Des casseroles embarrassantes

Chedly Ayari traine derrière lui des casseroles suffisamment embarrassantes pour l’empêcher de prétendre à jamais une quelconque fonction officielle. Sa carrière est jalonnée de scandales financiers : mauvaise gestion, corruption, détournement de fonds. Chedly Ayari, qui a perdu il y a bien longtemps toute appréciation d’une conduite vertueuse, pour qui l’intérêt général et la loi n’ont jamais constitué un frein incommode aux intérêts particuliers et qui ne possède plus la faculté d’apprécier les principes déontologiques de sa fonction, est devenu la victime expiatoire et consentante d’une culture passée de l’argent-tabou à l’argent culte.

Sa pathologie n’est souvent que l’exagération de tendances sociales désormais frappées du sceau de la «normalité». Car on s’enrichit plus par le travail, et l’utilisation de l’argent n’est plus replacée en faveur de la production de biens mais de la spéculation, des transactions occultes ou exhibées. Cela va du dérisoire mais bien profitable empiétement sur la voie publique, du commerce illégal, des constructions sans permis, jusqu’à l’évasion fiscale. Soustraire ses revenus aux fourches caudines du fisc est même devenu un art et une science. Bref, c’est tout le résultat d’un dysfonctionnement qui s’observe avec démesure et outrecuidance et qui gangrène la société à tous les niveaux, entraînant le peuple dans sa ruine et impliquant industriels, hommes dits «d’affaires», serviteurs de l’Etat, jusqu’au simple citoyen. Chacun agissant selon ses besoins, chacun procédant selon ses moyens. Le problème est que dans la majorité des cas, comme celui des salaires abusifs, cela ne relève malheureusement pas de la justice mais des principes de la morale individuelle.

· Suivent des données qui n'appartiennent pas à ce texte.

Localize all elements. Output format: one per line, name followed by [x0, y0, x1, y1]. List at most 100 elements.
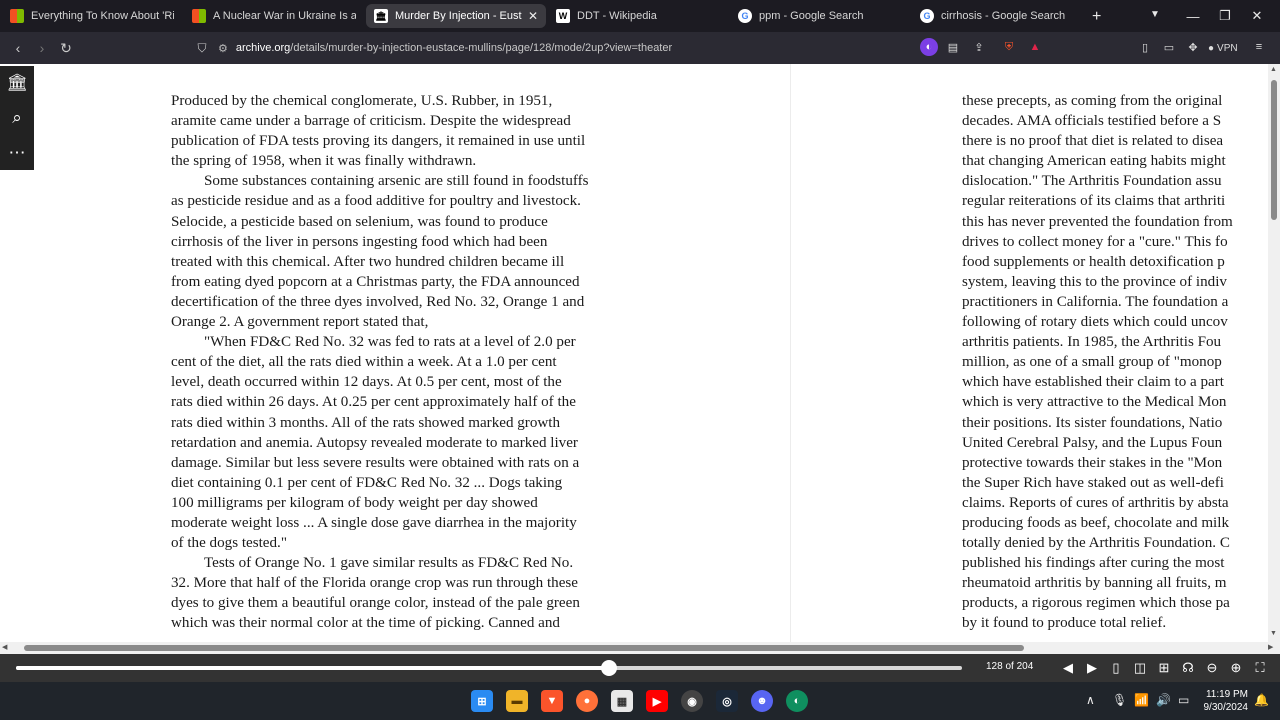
- thumbnail-view-icon[interactable]: ⊞: [1154, 658, 1174, 678]
- text-line: 32. More that half of the Florida orange…: [171, 575, 579, 592]
- next-page-icon[interactable]: ▶: [1082, 658, 1102, 678]
- read-aloud-icon[interactable]: ☊: [1178, 658, 1198, 678]
- brave-rewards-icon[interactable]: ▲: [1026, 38, 1044, 56]
- url-host: archive.org: [235, 42, 291, 54]
- scroll-down-icon[interactable]: ▼: [1270, 630, 1277, 637]
- tab-list: Everything To Know About 'Ring A Nuclear …: [0, 0, 1092, 32]
- vpn-button[interactable]: ● VPN: [1208, 40, 1244, 56]
- firefox-icon[interactable]: ●: [576, 690, 598, 712]
- tab-3[interactable]: 🏛 Murder By Injection - Eusta ✕: [366, 4, 546, 28]
- notifications-icon[interactable]: 🔔: [1254, 693, 1269, 707]
- forward-button[interactable]: ›: [30, 36, 54, 60]
- back-button[interactable]: ‹: [6, 36, 30, 60]
- text-line: published his findings after curing the …: [962, 555, 1225, 572]
- tab-2[interactable]: A Nuclear War in Ukraine Is a Dis: [184, 4, 364, 28]
- tab-5[interactable]: Gppm - Google Search: [730, 4, 910, 28]
- brave-browser-icon[interactable]: ▼: [541, 690, 563, 712]
- vpn-status-icon: ●: [1208, 42, 1215, 54]
- zoom-in-icon[interactable]: ⊕: [1226, 658, 1246, 678]
- search-icon[interactable]: ⌕: [5, 106, 29, 130]
- text-line: totally denied by the Arthritis Foundati…: [962, 535, 1230, 552]
- scroll-left-icon[interactable]: ◀: [2, 643, 7, 651]
- steam-icon[interactable]: ◎: [716, 690, 738, 712]
- book-paragraph: "When FD&C Red No. 32 was fed to rats at…: [171, 332, 661, 553]
- obs-icon[interactable]: ◉: [681, 690, 703, 712]
- address-bar[interactable]: ⚙ archive.org/details/murder-by-injectio…: [218, 36, 908, 60]
- text-line: practitioners in California. The foundat…: [962, 293, 1229, 310]
- text-line: the spring of 1958, when it was finally …: [171, 153, 477, 170]
- sidebar-toggle-icon[interactable]: ▯: [1136, 38, 1154, 56]
- windows-taskbar: ⊞ ▬ ▼ ● ▦ ▶ ◉ ◎ ☻ ◐ ∧ 🎙 📶 🔊 ▭ 11:19 PM 9…: [0, 682, 1280, 720]
- discord-icon[interactable]: ☻: [751, 690, 773, 712]
- text-line: rats died within 26 days. At 0.25 per ce…: [171, 394, 576, 411]
- new-tab-button[interactable]: +: [1092, 8, 1101, 26]
- fullscreen-icon[interactable]: ⛶: [1250, 658, 1270, 678]
- text-line: the Super Rich have staked out as well-d…: [962, 474, 1224, 491]
- tab-title: Murder By Injection - Eusta: [395, 10, 522, 22]
- tab-title: A Nuclear War in Ukraine Is a Dis: [213, 10, 356, 22]
- google-icon: G: [738, 9, 752, 23]
- tab-4[interactable]: W DDT - Wikipedia: [548, 4, 728, 28]
- scroll-right-icon[interactable]: ▶: [1268, 643, 1273, 651]
- text-line: regular reiterations of its claims that …: [962, 193, 1226, 210]
- brave-shields-icon[interactable]: ⛨: [1000, 38, 1018, 56]
- page-counter: 128 of 204: [986, 661, 1034, 672]
- tab-6[interactable]: Gcirrhosis - Google Search: [912, 4, 1092, 28]
- menu-icon[interactable]: ≡: [1250, 38, 1268, 56]
- right-book-page: these precepts, as coming from the origi…: [962, 91, 1268, 634]
- vertical-scrollbar[interactable]: ▲ ▼: [1268, 64, 1280, 642]
- scroll-up-icon[interactable]: ▲: [1270, 66, 1277, 73]
- battery-icon[interactable]: ▭: [1178, 693, 1189, 707]
- reader-mode-icon[interactable]: ▤: [944, 38, 962, 56]
- maximize-button[interactable]: ❐: [1208, 0, 1242, 32]
- text-line: diet containing 0.1 per cent of FD&C Red…: [171, 474, 563, 491]
- tab-list-dropdown-icon[interactable]: ▼: [1150, 9, 1160, 20]
- text-line: which have established their claim to a …: [962, 374, 1224, 391]
- site-info-icon[interactable]: ⚙: [218, 42, 228, 55]
- system-clock[interactable]: 11:19 PM 9/30/2024: [1196, 688, 1249, 714]
- page-slider[interactable]: [16, 660, 962, 676]
- zoom-out-icon[interactable]: ⊖: [1202, 658, 1222, 678]
- text-line: dyes to give them a beautiful orange col…: [171, 595, 580, 612]
- text-line: claims. Reports of cures of arthritis by…: [962, 494, 1229, 511]
- network-icon[interactable]: 📶: [1134, 693, 1149, 707]
- more-options-icon[interactable]: ⋯: [5, 141, 29, 165]
- share-icon[interactable]: ⇪: [970, 38, 988, 56]
- bookmark-icon[interactable]: ⛉: [190, 36, 214, 60]
- text-line: producing foods as beef, chocolate and m…: [962, 514, 1229, 531]
- book-paragraph: Produced by the chemical conglomerate, U…: [171, 91, 661, 171]
- windows-start-icon[interactable]: ⊞: [471, 690, 493, 712]
- text-line: from eating dyed popcorn at a Christmas …: [171, 273, 580, 290]
- archive-library-icon[interactable]: 🏛: [5, 71, 29, 95]
- file-explorer-icon[interactable]: ▬: [506, 690, 528, 712]
- archive-icon: 🏛: [374, 9, 388, 23]
- previous-page-icon[interactable]: ◀: [1058, 658, 1078, 678]
- close-tab-icon[interactable]: ✕: [528, 9, 538, 23]
- microphone-icon[interactable]: 🎙: [1112, 693, 1127, 707]
- calculator-icon[interactable]: ▦: [611, 690, 633, 712]
- vertical-scroll-thumb[interactable]: [1271, 80, 1277, 220]
- text-line: decertification of the three dyes involv…: [171, 293, 585, 310]
- text-line: by it found to produce total relief.: [962, 615, 1167, 632]
- close-window-button[interactable]: ✕: [1240, 0, 1274, 32]
- horizontal-scroll-thumb[interactable]: [24, 645, 1024, 651]
- show-hidden-icons[interactable]: ∧: [1086, 693, 1095, 707]
- page-slider-handle[interactable]: [601, 660, 618, 676]
- tab-1[interactable]: Everything To Know About 'Ring: [2, 4, 182, 28]
- reload-button[interactable]: ↻: [54, 36, 78, 60]
- left-book-page: Produced by the chemical conglomerate, U…: [171, 91, 661, 634]
- youtube-icon[interactable]: ▶: [646, 690, 668, 712]
- horizontal-scrollbar[interactable]: ◀ ▶: [0, 642, 1280, 654]
- leo-ai-icon[interactable]: ◐: [920, 38, 938, 56]
- two-page-view-icon[interactable]: ◫: [1130, 658, 1150, 678]
- one-page-view-icon[interactable]: ▯: [1106, 658, 1126, 678]
- wallet-icon[interactable]: ▭: [1160, 38, 1178, 56]
- volume-icon[interactable]: 🔊: [1156, 693, 1171, 707]
- text-line: treated with this chemical. After two hu…: [171, 253, 565, 270]
- edge-icon[interactable]: ◐: [786, 690, 808, 712]
- book-paragraph: Tests of Orange No. 1 gave similar resul…: [171, 553, 661, 633]
- minimize-button[interactable]: —: [1176, 0, 1210, 32]
- extensions-icon[interactable]: ✥: [1184, 38, 1202, 56]
- text-line: 100 milligrams per kilogram of body weig…: [171, 494, 538, 511]
- text-line: which was their normal color at the time…: [171, 615, 560, 632]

La politique est un commerce grassement payé

On a coutume de croire que la corruption ne concerne que les Etats pauvres ou autoritaires dont le régime politique favorise une oligarchie au détriment de la population. Or, on a constaté sous le gouvernement de la Troïka, l’ancienne coalition gouvernementale dominée par le parti islamiste Ennahdha qui a gouverné la Tunisie entre janvier 2012 et janvier 2014, que la démocratie n’est pas en reste ni synonyme d’honnêteté et de haute valeur morale.

De même qu’on présumait qu’avec l’arrivée d’un gouvernement d’obédience religieuse, la richesse serait licite tant qu’elle était acquise selon les règles de la probité et dépensée sur le chemin de dieu; la rétribution n’étant retenue qu’au niveau symbolique et non pas à celui de sa jouissance substantielle. Que celui qui s’enrichit par son travail reçoit les signes de la bénédiction d’Allah et de reverser l’argent dans le circuit marchand en faveur de la production et pour le bien de la collectivité.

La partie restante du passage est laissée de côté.